Inversement, notre deuil réveille ici ou là la douleur jamais enfouie d’une mort étrangère ; la corde vibrante de notre chagrin en fait résonner à distance une autre, subitement accordée. Un parfait inconnu m’écrit un mail de dix pages par lequel il me devient « plus intime à moi que moi-même », il trouve des mots qui nous bouleversent, et qui surtout nous soulagent car – nous exigeons de ne pas être seuls à porter l’insupportable, à fixer l’irregardable. Et vous, comment réagiriez-vous ? C’est de cela et cela seul, chers amis, que nous aimerions nous entretenir avec vous. (S’entre-tenir, quel mot puissant !)
Je ne les ai pas comptés mais nous avons dû recevoir deux à trois-cents messages de condoléances, certains assez formels, d’autres très touchants qui nous assuraient de la proximité de leurs auteurs, de leur étroite sympathie.

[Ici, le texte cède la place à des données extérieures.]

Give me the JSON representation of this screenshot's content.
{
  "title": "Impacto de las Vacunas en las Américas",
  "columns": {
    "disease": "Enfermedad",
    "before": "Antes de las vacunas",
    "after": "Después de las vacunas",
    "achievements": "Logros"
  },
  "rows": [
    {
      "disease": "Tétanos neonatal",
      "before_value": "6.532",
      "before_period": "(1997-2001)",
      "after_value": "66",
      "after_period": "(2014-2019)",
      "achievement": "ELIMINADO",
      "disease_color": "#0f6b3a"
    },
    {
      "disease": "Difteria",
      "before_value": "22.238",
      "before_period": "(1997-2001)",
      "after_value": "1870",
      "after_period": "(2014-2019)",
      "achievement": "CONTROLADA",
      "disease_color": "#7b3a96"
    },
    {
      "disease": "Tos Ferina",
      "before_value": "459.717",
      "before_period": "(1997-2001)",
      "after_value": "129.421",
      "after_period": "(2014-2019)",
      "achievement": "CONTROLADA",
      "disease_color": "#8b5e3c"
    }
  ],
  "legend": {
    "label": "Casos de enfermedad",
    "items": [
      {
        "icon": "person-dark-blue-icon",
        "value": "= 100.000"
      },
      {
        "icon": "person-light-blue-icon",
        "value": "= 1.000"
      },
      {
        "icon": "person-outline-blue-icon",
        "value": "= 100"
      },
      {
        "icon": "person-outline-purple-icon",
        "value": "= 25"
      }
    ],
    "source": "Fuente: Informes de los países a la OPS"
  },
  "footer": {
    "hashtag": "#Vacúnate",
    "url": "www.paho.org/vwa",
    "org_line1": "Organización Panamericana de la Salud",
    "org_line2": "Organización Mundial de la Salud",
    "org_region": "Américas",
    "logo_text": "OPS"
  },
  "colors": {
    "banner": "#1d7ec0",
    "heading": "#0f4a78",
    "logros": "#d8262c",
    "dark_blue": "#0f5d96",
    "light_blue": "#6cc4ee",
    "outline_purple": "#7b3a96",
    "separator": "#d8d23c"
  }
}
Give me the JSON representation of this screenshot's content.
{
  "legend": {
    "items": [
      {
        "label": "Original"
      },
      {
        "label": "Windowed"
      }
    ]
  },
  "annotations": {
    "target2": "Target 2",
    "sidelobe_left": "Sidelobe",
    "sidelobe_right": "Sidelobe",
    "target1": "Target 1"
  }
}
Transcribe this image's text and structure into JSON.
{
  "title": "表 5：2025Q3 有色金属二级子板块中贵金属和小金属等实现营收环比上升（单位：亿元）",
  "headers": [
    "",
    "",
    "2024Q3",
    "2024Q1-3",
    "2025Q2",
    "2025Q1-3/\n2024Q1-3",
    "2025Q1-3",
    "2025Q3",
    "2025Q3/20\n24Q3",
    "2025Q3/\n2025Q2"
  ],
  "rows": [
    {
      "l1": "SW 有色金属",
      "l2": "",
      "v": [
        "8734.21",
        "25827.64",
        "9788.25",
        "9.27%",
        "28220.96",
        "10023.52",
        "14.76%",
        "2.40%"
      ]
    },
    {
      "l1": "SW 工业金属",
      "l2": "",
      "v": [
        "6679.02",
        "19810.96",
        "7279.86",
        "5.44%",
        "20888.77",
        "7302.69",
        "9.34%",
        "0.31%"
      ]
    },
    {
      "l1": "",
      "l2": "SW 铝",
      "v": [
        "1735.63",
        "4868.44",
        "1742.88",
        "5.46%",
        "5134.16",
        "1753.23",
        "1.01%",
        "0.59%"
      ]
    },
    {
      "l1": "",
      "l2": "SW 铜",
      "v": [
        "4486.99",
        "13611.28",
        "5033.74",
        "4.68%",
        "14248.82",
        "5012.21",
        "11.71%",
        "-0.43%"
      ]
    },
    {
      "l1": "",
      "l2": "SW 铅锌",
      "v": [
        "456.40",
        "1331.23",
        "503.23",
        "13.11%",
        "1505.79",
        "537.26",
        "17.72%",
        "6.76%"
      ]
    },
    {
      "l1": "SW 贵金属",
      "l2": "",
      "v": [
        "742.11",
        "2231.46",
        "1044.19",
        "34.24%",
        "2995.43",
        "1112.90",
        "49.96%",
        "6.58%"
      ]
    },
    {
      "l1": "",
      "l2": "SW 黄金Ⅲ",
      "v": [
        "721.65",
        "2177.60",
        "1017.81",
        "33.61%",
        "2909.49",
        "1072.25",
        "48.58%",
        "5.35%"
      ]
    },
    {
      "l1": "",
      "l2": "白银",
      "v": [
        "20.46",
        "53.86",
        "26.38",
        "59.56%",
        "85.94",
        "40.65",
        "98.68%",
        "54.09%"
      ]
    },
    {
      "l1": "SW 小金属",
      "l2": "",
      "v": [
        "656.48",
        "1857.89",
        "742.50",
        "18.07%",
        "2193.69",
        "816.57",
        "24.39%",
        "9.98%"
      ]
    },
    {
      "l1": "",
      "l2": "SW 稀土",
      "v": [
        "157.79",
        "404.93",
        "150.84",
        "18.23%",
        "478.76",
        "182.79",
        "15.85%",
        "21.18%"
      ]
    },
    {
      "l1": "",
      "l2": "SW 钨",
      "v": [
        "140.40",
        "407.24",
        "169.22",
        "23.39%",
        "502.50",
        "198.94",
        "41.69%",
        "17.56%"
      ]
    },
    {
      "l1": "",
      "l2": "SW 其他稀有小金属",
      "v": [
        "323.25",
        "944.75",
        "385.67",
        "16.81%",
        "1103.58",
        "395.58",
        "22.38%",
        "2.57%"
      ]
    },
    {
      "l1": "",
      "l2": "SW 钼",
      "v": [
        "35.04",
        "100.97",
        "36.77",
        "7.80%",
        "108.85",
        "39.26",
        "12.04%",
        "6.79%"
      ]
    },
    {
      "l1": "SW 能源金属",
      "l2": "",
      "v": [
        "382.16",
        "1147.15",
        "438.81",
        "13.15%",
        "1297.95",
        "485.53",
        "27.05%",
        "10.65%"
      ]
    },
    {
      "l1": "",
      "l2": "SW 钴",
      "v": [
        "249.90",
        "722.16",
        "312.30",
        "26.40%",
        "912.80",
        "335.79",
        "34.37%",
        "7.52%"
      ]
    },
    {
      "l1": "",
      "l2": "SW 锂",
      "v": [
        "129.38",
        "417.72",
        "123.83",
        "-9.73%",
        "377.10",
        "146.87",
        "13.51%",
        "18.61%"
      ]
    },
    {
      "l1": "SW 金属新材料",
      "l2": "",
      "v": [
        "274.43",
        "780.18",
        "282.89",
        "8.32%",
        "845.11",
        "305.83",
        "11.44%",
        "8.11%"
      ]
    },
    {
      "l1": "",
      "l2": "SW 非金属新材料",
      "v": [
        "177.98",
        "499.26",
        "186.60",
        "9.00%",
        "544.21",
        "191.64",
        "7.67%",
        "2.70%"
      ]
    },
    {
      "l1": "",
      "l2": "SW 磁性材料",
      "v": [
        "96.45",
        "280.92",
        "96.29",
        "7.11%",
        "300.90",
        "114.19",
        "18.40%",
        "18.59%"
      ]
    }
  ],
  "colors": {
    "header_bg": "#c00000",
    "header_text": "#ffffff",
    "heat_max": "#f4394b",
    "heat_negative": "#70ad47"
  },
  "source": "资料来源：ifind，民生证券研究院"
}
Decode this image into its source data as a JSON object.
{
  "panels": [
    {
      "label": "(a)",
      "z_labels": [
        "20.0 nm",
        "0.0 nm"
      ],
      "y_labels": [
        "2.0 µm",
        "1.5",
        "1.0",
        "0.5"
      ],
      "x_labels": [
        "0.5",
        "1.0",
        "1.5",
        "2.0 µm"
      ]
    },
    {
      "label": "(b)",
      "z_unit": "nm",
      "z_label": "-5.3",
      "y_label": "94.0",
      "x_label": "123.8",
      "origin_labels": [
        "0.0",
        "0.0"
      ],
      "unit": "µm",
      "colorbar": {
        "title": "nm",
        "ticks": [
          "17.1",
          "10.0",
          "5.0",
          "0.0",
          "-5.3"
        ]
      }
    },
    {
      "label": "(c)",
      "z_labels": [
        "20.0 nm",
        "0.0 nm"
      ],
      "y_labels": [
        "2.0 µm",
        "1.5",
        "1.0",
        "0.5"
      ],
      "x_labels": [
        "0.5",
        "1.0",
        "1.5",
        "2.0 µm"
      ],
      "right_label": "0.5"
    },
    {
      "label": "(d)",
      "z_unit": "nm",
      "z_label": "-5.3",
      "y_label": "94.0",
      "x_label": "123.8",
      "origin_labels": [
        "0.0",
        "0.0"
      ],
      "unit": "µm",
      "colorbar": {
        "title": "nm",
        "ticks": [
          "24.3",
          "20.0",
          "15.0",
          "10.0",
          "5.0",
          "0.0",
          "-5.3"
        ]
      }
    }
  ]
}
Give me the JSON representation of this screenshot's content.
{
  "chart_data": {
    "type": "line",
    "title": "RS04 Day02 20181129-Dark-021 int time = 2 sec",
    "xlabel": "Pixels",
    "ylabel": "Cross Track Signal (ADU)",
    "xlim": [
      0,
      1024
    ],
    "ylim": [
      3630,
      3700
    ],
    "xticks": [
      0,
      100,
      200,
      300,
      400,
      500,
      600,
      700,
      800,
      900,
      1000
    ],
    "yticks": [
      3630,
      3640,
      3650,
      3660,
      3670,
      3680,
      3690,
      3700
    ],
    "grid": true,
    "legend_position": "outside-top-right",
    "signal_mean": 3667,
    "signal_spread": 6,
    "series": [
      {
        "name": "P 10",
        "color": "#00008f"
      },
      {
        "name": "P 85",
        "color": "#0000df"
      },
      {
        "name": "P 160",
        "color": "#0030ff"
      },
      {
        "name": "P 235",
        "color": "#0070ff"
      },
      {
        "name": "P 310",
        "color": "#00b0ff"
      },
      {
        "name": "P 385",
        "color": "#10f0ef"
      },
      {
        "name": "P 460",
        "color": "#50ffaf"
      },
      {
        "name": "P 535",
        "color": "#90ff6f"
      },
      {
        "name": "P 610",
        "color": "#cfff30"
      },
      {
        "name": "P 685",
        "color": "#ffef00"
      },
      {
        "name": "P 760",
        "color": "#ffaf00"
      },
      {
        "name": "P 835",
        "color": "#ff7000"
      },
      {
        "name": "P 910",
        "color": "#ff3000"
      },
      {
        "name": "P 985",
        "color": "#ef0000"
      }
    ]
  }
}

Que de « en pensées avec vous », « nous partageons votre peine », « nous nous tenons à vos côtés » !… Mes amis je vous crois et vous remercie, mais combien de correspondants ont poursuivi cette union par voie de téléphones, de SMS ou de mails ? Moins d’une vingtaine. Par quel bout prendre le deuil des autres, comment articuler ou développer son empathie (que je crois néanmoins réelle) ?
Il est vrai que nous-mêmes entendons vivre avec notre chagrin, que nous nous isolons délibérément ; et pourtant nous n’en pouvons plus d’être deux, l’issue du deuil passe par un plus large partage. La douleur de la perte est-elle un cadeau empoisonné fait aux amis, aux parents ? Je ne crois pas, bien au contraire. Vous ne pouvez pas nous comprendre ? Si, vous pouvez. Question de tempo, de ponctuation ou de vitesse dans cette vie qu’on dit justement courante. Foncez un peu moins en avant, ralentissez ; ne vous laissez pas trop vite distraire ; ne vous contentez plus des informations (l’annonce d’une mort est capitale – et après ?), ne vous fiez plus aux paroles en l’air, recentrez-vous sur la relation. Et essayez de méditer sur votre propre chétive existence.
Très peu d’information à vrai dire depuis trois semaines nous touchent. L’Ukraine, la Syrie, les J.O., pfuitt ! Vraiment, littéralement, nous avons désormais un pied dans la tombe, nous traversons les jours en boitant ou en regardant ailleurs, entre la vie et la mort, passionnément. C’est triste ? Oui et non, c’est captivant. Brieuc nous prend un temps fou. Depuis qu’avant nous il a franchi les portes de bronze et de glace derrière lesquelles il se tient désormais, nous savons que nous ne pouvons le rejoindre et pourtant nous demeurons avec lui ; ou nous sommes par lui, de ce côté-ci, très occupés. Absurdement ou stupidement affairés à lui donner nos pensées, nos phrases, « tout ce sang » qui le maintient mentalement dans la chaleur de nos vies. Membre fantôme absent et pourtant tellement sensible. Fourmillante présence ! Nous nourrissons le mort de cette transfusion qui nous dévitalise.
Maïakovski avant son suicide a laissé un dernier billet : « La barque de l’amour s’est brisée contre la vie courante ». Dans notre amour de Brieuc nous vivions embarqués ; avec cette mort, quelle voie d’eau dans notre barque ! Mes amis, vous n’y êtes pas ; aidez-nous, car ce sera long, à colmater, à pomper… A retracer la juste démarcation entre la mort et la vie.